Cell Phones as Fashion Statements
This announcement was brought to my attention via email from Norway-based Rich Ling, one of the earliest social scientists to follow the adoption of the mobile phone. When I asked Ling what he thought the DVF Mobile meant, he referred to Georg Simmel, who observed the psychosocial aspects of fashion at the beginning of the 20th century: "Following from Simmel," Ling replied, "fashion consists of two types of tension. The first is the tension between individual and group identity. The second is the tension between the avant-garde and the dowdy. With the first of these, individuals are involved in trying to develop their own special ways of being or façades while at the same time also using their display of clothes, language and other artifacts (including the mobile telephone) as a sign of membership in a group. With the second of these, the individuals are, in effect, trying to surf on the edge of a dynamic change in society. If they are too far ahead, then they are discordant. If they are too far behind they are an echo of that which has come and gone. The ownership and use of the mobile phone (as an object of consumption) allows one to show their competence as a 'correct' (or perhaps not so correct) consumer of up-to-date technology. In addition, the device is a networking tool that in itself helps to develop and maintain group interaction. Further, the way we use it, the way that we display it and the way that we place it in our presentation of self provide others a sense of our fashionability."
This goes beyond expensive, jewel-encrusted phones that are designed for celebrities to attract attention even when they're pretending to guard their privacy. Regardless of what phone people use, the way it changes our interaction with the outside world is important, even if we don't fully understand all its implications yet.
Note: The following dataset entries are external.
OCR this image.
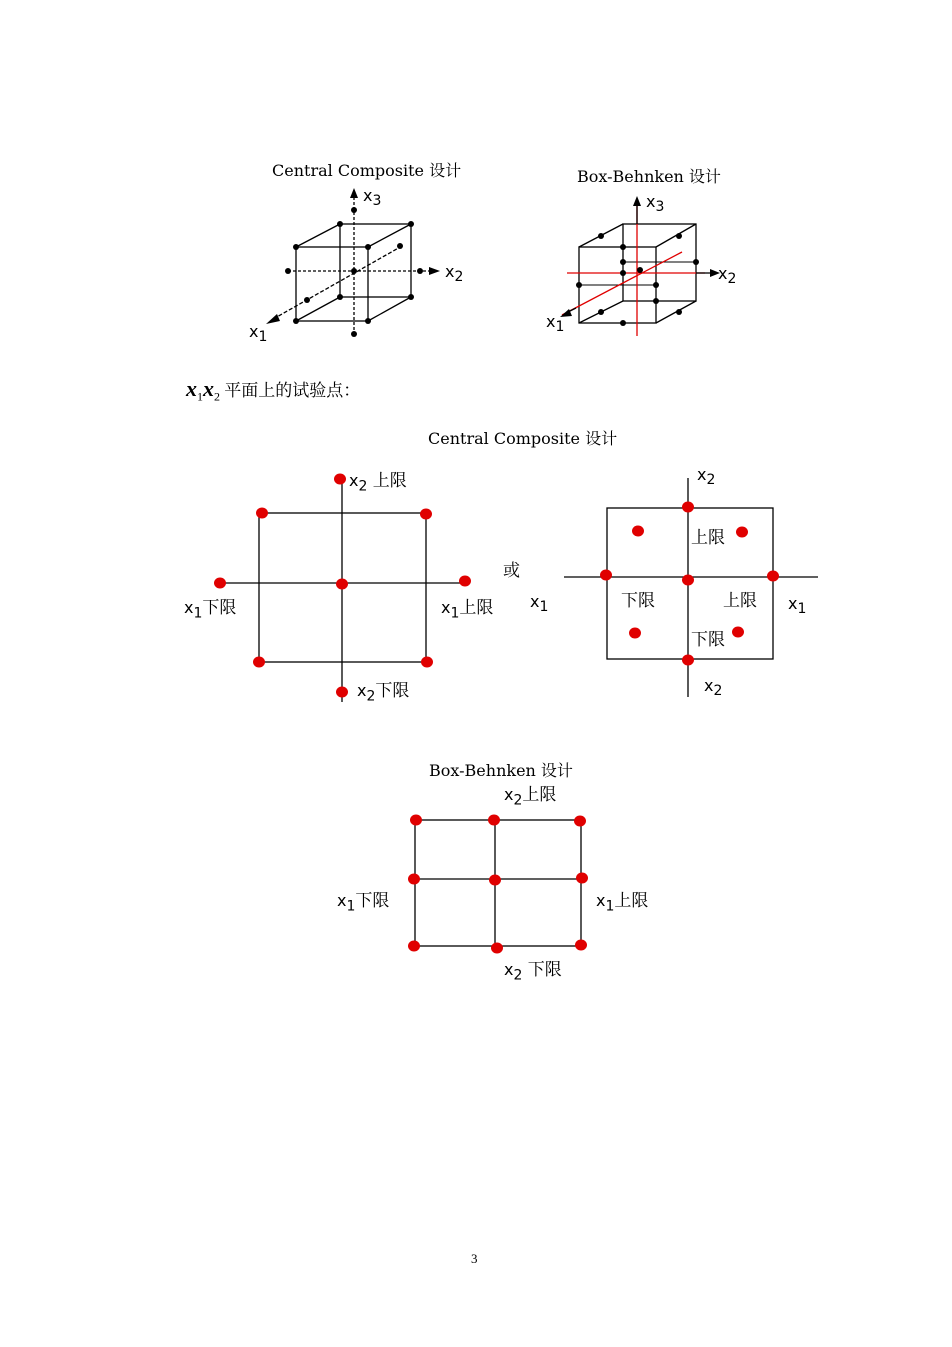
Central Composite 设计
$x_3$
$x_2$
$x_1$
Box-Behnken 设计
$x_3$
$x_2$
$x_1$
$x_1x_2$ 平面上的试验点：
Central Composite 设计
$x_2$ 上限
$x_2$下限
$x_1$下限	$x_1$上限
或
$x_2$
$x_2$
$x_1$	$x_1$
上限
下限	上限
下限
Box-Behnken 设计
$x_2$上限
$x_2$ 下限
$x_1$下限	$x_1$上限
3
Constructing identity by wearing symbolic objects is the inward tension associated with fashion. The outward face of the tension between identity and society is the public dimension of telephone use – the act of conducting a private conversation with a physically absent partner, in front of copresent strangers. The performative aspects of our personalities find a new dimension of expression with the mobile phone, but in the act of using it, we are changing the nature of the stage of public behavior. As Fortunati put it:"life is still a theater, but the difference between when we are acting and when we are being ourselves is on the whole less distinct, if only because the mobile gives us the possibility, when necessary, to stage ourselves."
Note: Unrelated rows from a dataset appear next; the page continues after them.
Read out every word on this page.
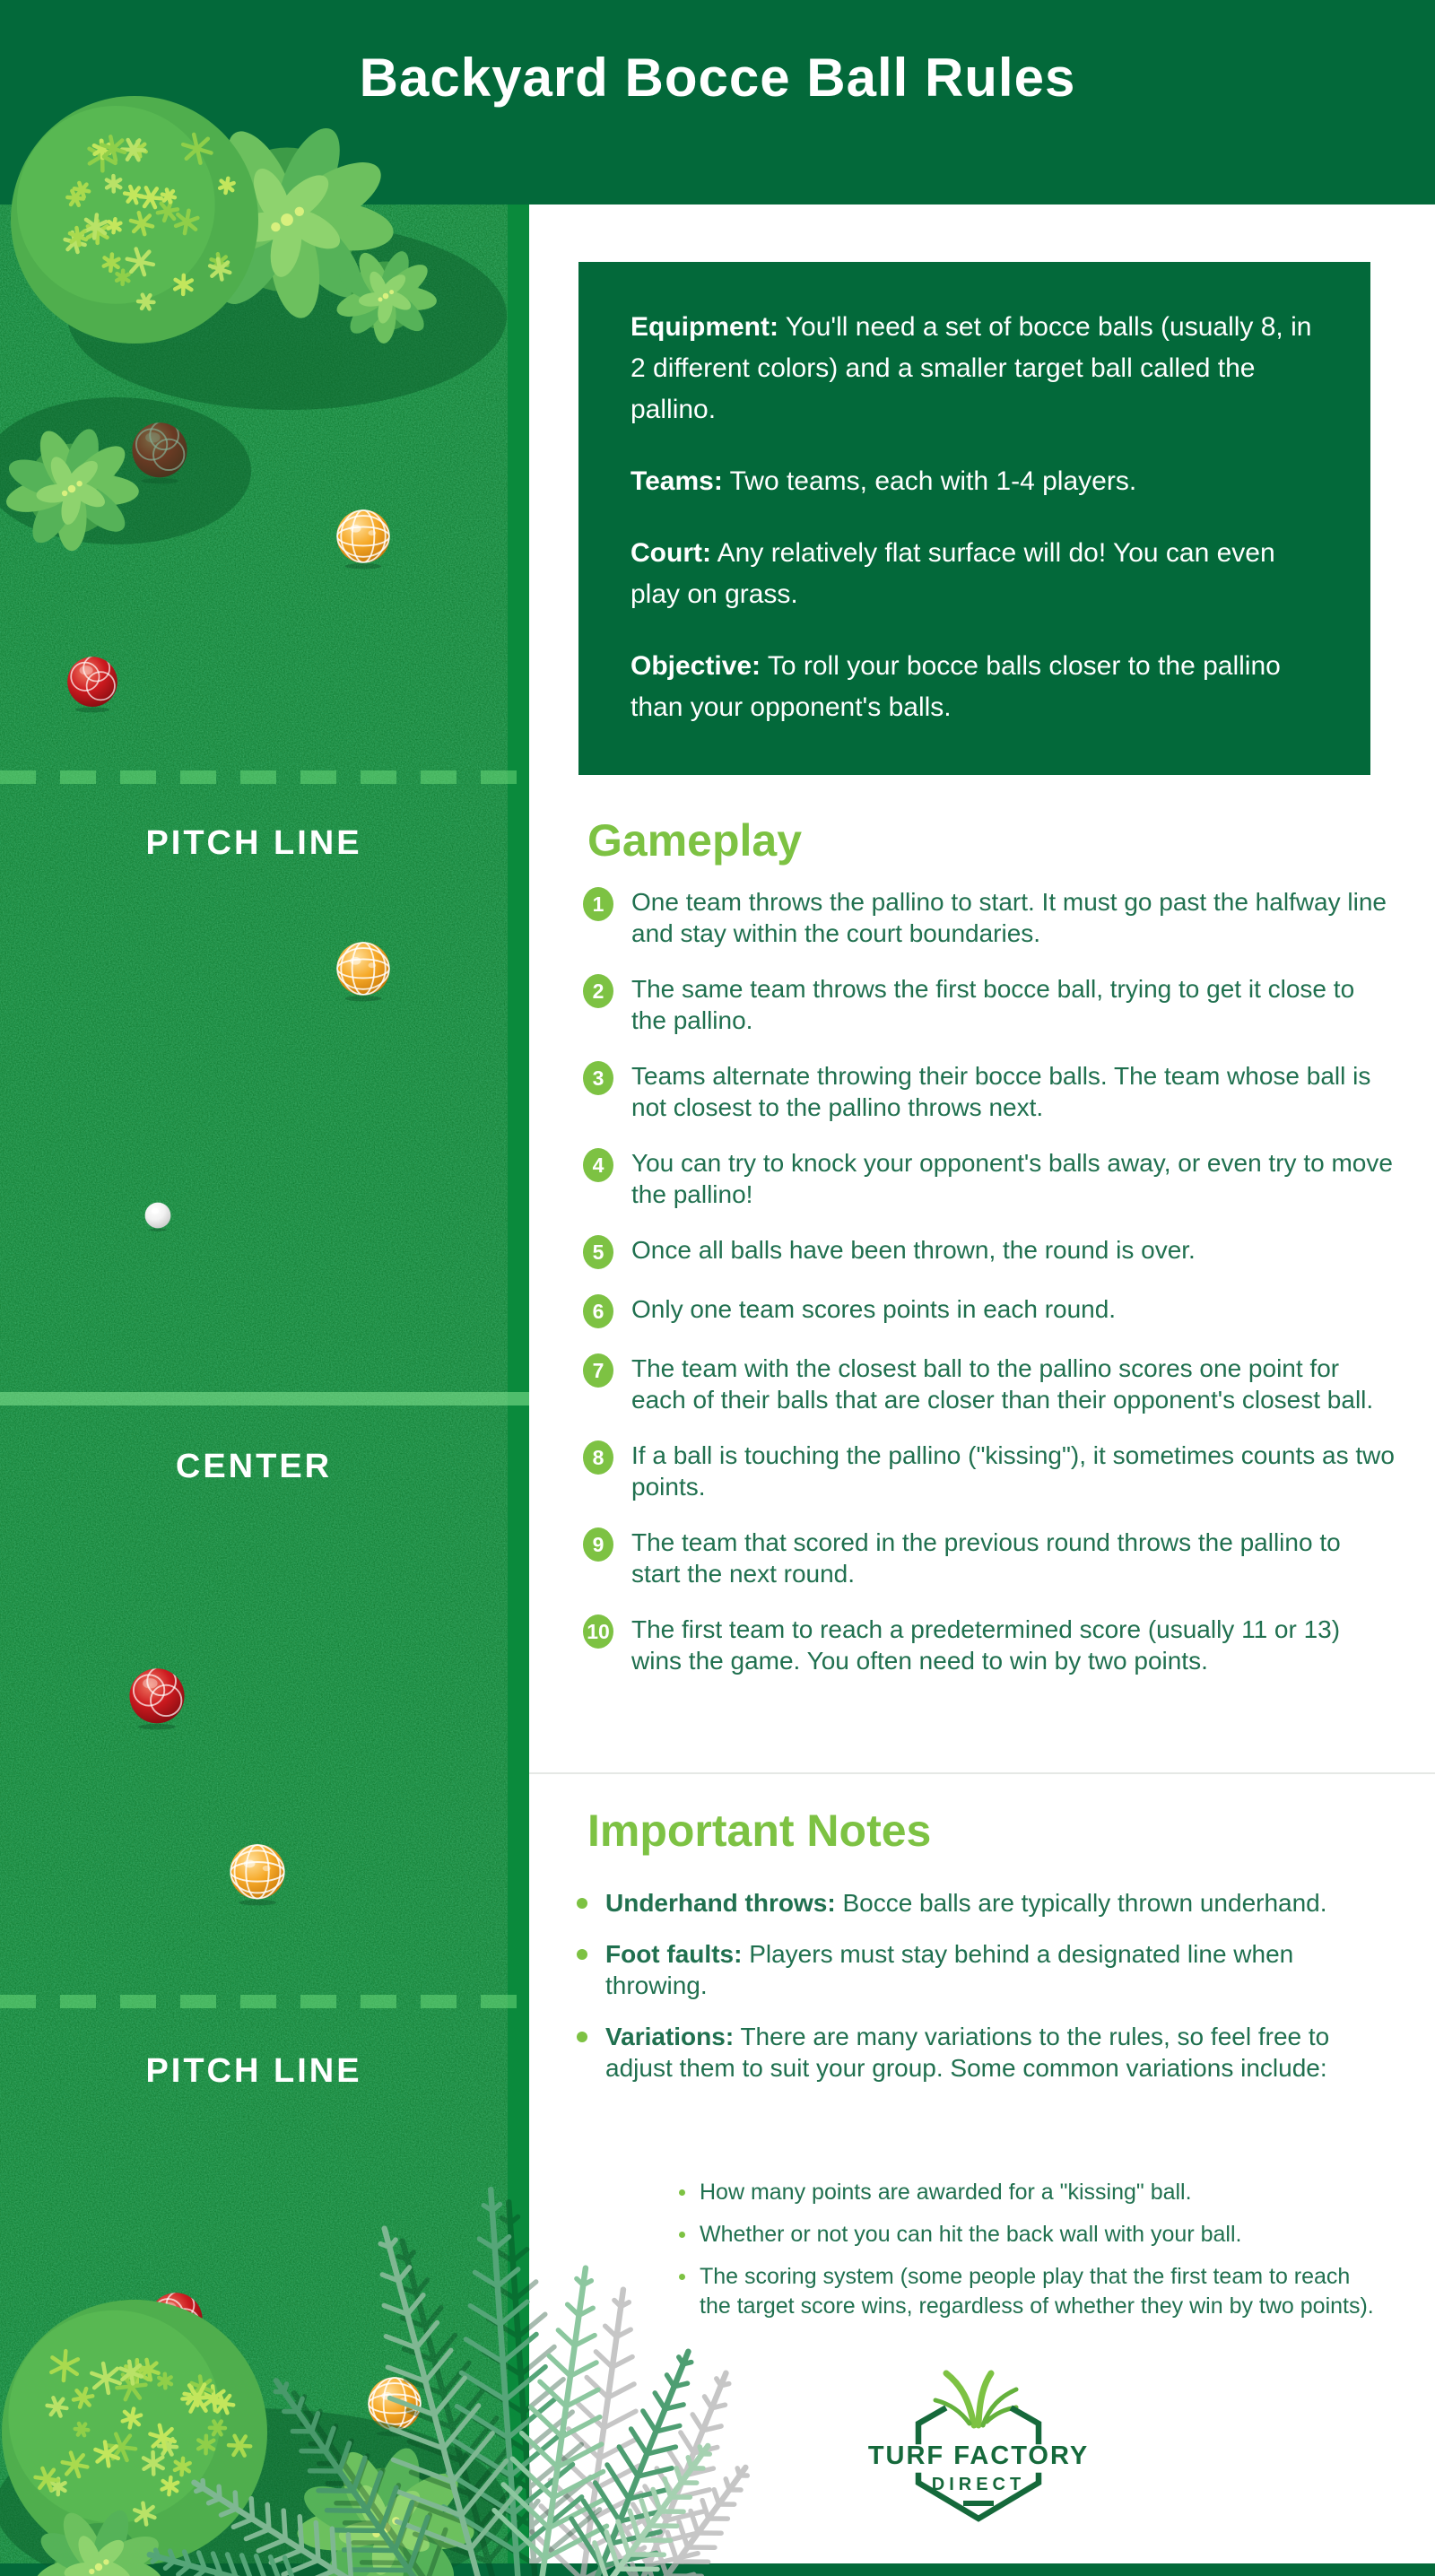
Backyard Bocce Ball Rules
PITCH LINE
CENTER
PITCH LINE

Equipment: You'll need a set of bocce balls (usually 8, in 2 different colors) and a smaller target ball called the pallino.

Teams: Two teams, each with 1-4 players.

Court: Any relatively flat surface will do! You can even play on grass.

Objective: To roll your bocce balls closer to the pallino than your opponent's balls.

Gameplay
1	One team throws the pallino to start. It must go past the halfway line and stay within the court boundaries.
2	The same team throws the first bocce ball, trying to get it close to the pallino.
3	Teams alternate throwing their bocce balls. The team whose ball is not closest to the pallino throws next.
4	You can try to knock your opponent's balls away, or even try to move the pallino!
5	Once all balls have been thrown, the round is over.
6	Only one team scores points in each round.
7	The team with the closest ball to the pallino scores one point for each of their balls that are closer than their opponent's closest ball.
8	If a ball is touching the pallino ("kissing"), it sometimes counts as two points.
9	The team that scored in the previous round throws the pallino to start the next round.
10 The first team to reach a predetermined score (usually 11 or 13) wins the game. You often need to win by two points.
Important Notes
Underhand throws: Bocce balls are typically thrown underhand.
Foot faults: Players must stay behind a designated line when throwing.
Variations: There are many variations to the rules, so feel free to adjust them to suit your group. Some common variations include:
How many points are awarded for a "kissing" ball.
Whether or not you can hit the back wall with your ball.
The scoring system (some people play that the first team to reach the target score wins, regardless of whether they win by two points).
TURF FACTORY
DIRECT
The first time I saw someone walking down the street talking on a moblie phone with a hands-free handset, I thought she was having some kind of a schizophrenic episode. Now it's commonplace. When one talks on a cell phone in public, they're sending a message to others, whether it be "Don't bother me," or "I'm important," or "I have a lot of friends." In fact, studies have shown that men often flaunt cell phone use as status symbols, just as they would a luxury car, a Rolex, or a "trophy wife." Note that it's the use of a cell phone that conveys status and importance -- not the device itself, which is a fairly pedestrian commodity these days.